Nesta coletânea de Lucas, com várias sentenças exortando à misericórdia, ao desapego e à mansidão, predomina o amor aos inimigos. É uma prática nova, desconhecida entre gentios e judeus. De modo particular, Jesus remove a fi gura do "inimigo" tão presente e marcante no Primeiro Testamento. A história de Israel, desde suas origens, incorpora a violência, particularmente na ocupação da "terra prometida", quando os israelitas exterminaram os que aí habitavam, considerados "inimigos". Jesus vem remover esta tradição enraizada no confronto com o "inimigo". E traz a paz, fundada na reconciliação, na misericórdia e no amor.

quarta-feira, 9 de setembro de 2009

Crisma Capelinha da Conceição




Neste Domingo - dia 13 de Setembro haverá Crisma na Comunidade Nossa Senhora da Conceição. Serão 25 crismandos que irão confirmar a fé mediante o sacramento da crisma. Foi expressiva a participação deles no RETIRO que aconteceu neste domingo - dia 06 de Setembro.

Rezemos para que o Espírito Santo renove a VIDA de toda a Comunidade.

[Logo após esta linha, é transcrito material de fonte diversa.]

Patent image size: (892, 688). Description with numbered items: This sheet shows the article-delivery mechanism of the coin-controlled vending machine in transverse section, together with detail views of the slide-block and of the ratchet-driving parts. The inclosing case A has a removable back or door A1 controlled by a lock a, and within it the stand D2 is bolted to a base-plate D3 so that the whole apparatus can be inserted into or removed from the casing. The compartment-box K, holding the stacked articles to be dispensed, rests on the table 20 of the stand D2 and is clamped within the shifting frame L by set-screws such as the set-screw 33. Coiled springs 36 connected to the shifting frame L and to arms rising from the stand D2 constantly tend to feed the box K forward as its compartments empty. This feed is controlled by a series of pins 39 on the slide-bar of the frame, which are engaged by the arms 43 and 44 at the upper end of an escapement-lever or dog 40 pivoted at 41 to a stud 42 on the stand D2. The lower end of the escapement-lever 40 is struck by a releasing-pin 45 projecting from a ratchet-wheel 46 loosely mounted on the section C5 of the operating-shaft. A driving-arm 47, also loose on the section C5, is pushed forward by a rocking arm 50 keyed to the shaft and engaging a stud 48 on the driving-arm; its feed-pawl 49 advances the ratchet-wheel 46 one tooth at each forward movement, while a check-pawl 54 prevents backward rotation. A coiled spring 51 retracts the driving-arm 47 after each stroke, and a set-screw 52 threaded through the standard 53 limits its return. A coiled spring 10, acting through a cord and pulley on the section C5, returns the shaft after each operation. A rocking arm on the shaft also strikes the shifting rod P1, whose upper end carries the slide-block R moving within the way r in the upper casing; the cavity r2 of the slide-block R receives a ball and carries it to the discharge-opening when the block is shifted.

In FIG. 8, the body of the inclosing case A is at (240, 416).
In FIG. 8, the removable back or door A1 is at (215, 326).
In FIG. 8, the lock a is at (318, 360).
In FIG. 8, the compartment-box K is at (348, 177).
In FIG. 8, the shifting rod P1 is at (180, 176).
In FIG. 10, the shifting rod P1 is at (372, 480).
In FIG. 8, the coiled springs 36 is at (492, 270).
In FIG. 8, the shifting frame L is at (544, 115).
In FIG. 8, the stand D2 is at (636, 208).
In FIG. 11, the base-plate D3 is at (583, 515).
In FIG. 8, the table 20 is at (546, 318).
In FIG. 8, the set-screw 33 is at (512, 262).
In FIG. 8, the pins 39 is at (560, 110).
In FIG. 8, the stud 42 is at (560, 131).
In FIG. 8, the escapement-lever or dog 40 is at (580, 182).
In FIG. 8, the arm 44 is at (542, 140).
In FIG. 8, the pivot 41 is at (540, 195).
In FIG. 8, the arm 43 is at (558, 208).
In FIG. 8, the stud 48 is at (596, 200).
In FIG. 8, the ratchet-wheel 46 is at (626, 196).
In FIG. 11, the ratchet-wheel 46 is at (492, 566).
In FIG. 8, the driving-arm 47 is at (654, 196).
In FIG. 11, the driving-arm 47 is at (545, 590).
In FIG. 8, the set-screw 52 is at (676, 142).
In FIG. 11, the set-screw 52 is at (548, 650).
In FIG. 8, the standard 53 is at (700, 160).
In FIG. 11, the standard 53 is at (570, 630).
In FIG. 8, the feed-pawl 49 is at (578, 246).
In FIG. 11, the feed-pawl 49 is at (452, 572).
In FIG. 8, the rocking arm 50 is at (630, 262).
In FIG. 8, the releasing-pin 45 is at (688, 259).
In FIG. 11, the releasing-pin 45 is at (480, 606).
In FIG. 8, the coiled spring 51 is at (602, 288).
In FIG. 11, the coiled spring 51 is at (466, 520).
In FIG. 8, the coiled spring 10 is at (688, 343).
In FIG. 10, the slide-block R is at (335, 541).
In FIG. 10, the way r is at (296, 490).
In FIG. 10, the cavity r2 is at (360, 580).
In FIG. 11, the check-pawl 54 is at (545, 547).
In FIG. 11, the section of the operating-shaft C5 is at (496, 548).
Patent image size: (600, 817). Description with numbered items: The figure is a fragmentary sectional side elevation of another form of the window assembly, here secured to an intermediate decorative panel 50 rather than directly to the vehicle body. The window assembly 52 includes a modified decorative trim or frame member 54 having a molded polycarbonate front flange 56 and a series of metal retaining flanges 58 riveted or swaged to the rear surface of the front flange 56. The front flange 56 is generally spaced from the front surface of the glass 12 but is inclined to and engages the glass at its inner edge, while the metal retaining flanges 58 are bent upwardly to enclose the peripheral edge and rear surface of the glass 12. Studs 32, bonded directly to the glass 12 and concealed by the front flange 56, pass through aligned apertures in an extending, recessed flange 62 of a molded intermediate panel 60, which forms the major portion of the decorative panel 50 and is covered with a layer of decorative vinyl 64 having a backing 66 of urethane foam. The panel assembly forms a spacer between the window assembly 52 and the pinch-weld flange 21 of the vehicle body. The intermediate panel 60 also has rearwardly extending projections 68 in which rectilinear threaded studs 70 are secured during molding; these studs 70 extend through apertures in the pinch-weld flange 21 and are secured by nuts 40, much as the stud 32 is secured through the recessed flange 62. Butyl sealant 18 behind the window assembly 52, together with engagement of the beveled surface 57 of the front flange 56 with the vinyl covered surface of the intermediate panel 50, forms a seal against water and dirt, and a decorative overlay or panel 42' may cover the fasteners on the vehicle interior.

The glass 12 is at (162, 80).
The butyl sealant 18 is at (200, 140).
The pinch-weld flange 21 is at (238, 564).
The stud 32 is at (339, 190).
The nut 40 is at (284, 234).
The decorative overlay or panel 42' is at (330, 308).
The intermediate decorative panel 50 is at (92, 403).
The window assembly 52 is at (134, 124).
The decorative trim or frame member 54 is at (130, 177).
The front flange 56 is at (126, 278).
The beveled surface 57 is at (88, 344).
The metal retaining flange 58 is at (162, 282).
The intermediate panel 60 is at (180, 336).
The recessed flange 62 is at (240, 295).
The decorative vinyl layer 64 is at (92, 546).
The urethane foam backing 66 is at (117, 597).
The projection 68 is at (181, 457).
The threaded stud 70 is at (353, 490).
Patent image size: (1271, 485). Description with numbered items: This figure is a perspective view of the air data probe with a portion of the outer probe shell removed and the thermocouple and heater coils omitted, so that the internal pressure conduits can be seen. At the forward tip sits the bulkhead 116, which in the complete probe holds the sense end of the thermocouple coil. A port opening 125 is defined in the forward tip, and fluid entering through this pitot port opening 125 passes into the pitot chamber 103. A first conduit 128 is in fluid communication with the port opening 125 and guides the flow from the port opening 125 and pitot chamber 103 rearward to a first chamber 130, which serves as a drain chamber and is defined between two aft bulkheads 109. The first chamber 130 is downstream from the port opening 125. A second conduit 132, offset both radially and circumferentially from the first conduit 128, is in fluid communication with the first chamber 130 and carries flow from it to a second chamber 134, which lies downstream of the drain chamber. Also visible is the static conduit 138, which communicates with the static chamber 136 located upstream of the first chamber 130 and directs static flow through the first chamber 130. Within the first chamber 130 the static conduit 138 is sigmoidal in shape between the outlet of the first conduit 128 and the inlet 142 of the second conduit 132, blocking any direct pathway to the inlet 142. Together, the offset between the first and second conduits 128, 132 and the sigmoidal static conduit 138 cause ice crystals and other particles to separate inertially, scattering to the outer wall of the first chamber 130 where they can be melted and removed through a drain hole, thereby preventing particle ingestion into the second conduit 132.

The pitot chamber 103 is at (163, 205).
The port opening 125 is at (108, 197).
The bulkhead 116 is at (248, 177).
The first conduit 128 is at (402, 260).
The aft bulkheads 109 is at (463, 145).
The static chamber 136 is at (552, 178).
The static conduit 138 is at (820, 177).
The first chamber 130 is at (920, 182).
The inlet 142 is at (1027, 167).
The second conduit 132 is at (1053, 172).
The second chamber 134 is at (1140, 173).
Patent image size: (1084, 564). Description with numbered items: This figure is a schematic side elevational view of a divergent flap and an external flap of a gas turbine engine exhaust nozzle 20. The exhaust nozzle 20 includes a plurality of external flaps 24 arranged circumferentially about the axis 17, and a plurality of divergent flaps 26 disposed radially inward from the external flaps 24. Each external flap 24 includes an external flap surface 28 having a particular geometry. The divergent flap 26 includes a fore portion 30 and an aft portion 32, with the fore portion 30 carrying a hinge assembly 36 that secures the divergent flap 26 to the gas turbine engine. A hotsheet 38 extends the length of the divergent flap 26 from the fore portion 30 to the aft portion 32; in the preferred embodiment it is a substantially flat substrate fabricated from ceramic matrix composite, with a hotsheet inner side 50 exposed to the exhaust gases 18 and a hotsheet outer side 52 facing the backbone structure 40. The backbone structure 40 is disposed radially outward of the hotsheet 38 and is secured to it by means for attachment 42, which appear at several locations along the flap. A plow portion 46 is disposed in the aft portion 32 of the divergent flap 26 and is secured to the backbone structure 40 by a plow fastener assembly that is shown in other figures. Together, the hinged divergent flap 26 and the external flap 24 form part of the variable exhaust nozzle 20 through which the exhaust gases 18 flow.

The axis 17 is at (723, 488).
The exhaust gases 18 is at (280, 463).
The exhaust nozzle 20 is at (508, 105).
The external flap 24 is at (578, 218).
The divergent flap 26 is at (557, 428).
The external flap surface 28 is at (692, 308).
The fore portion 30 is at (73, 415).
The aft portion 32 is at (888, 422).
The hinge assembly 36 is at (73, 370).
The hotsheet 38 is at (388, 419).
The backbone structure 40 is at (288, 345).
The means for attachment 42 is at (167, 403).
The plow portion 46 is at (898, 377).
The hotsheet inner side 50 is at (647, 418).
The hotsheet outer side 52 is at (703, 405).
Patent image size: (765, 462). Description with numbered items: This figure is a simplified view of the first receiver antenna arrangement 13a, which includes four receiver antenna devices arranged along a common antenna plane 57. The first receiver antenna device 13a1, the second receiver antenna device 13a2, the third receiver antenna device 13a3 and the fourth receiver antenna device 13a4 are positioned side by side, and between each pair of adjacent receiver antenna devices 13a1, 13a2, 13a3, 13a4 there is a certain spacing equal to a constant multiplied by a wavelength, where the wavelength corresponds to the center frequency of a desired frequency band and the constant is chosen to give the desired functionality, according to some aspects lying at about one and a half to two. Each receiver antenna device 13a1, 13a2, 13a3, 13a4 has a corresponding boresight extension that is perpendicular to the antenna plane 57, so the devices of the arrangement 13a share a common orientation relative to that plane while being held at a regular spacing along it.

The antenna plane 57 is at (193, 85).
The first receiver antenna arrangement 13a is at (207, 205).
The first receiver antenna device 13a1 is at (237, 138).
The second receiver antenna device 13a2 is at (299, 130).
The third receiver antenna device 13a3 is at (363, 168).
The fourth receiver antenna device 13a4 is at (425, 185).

Evangelho do dia - Jesus nos convida a fraternidade e a partilha


Lc 6,20-26

Jesus olhou para os seus discípulos e disse:
- Felizes são vocês, os pobres,
pois o Reino de Deus é de vocês.
- Felizes são vocês que agora têm fome,
pois vão ter fartura.
- Felizes são vocês que agora choram,
pois vão rir.
- Felizes são vocês quando os odiarem, rejeitarem, insultarem e disserem que vocês são maus por serem seguidores do Filho do Homem. Fiquem felizes e muito alegres quando isso acontecer, pois uma grande recompensa está guardada no céu para vocês. Pois os antepassados dessas pessoas fizeram essas mesmas coisas com os profetas.
- Mas ai de vocês que agora são ricos,
pois já tiveram a sua vida boa.
- Ai de vocês que agora têm tudo,
pois vão passar fome.
- Ai de vocês que agora estão rindo,
pois vão chorar e se lamentar.
- Ai de vocês quando todos os elogiarem, pois os antepassados dessas pessoas também elogiaram os falsos profetas.

Comentário do Evangelho

A felicidade do Reino de Deus

Lucas narra quatro bem-aventuranças proclamadas por Jesus, seguidas de quatro "ais" de advertência. Em Mateus, temos oito bem-aventuranças sem os "ais". As bemaventuranças em Lucas são bem concretas. Elas se destinam aos pobres, no seu sentido próprio, material, bem como aos que passam fome e estão chorando. A bem-aventurança dos perseguidos por causa do Filho do Homem refere-se mais diretamente aos discípulos que já aderiram a Jesus. Em contraposição às bem-aventuranças vêm os "ais". Visam aos ambiciosos da riqueza, aos aproveitadores e desfrutadores de status social. O Reino traz uma subversão destes valores. Contemplando o próprio Jesus em sua maneira de viver, tendo-o próximo de nós, somos atraídos para o despojamento, a fraternidade que nos une em comunidade e a partilha em comunhão com os mais necessitados.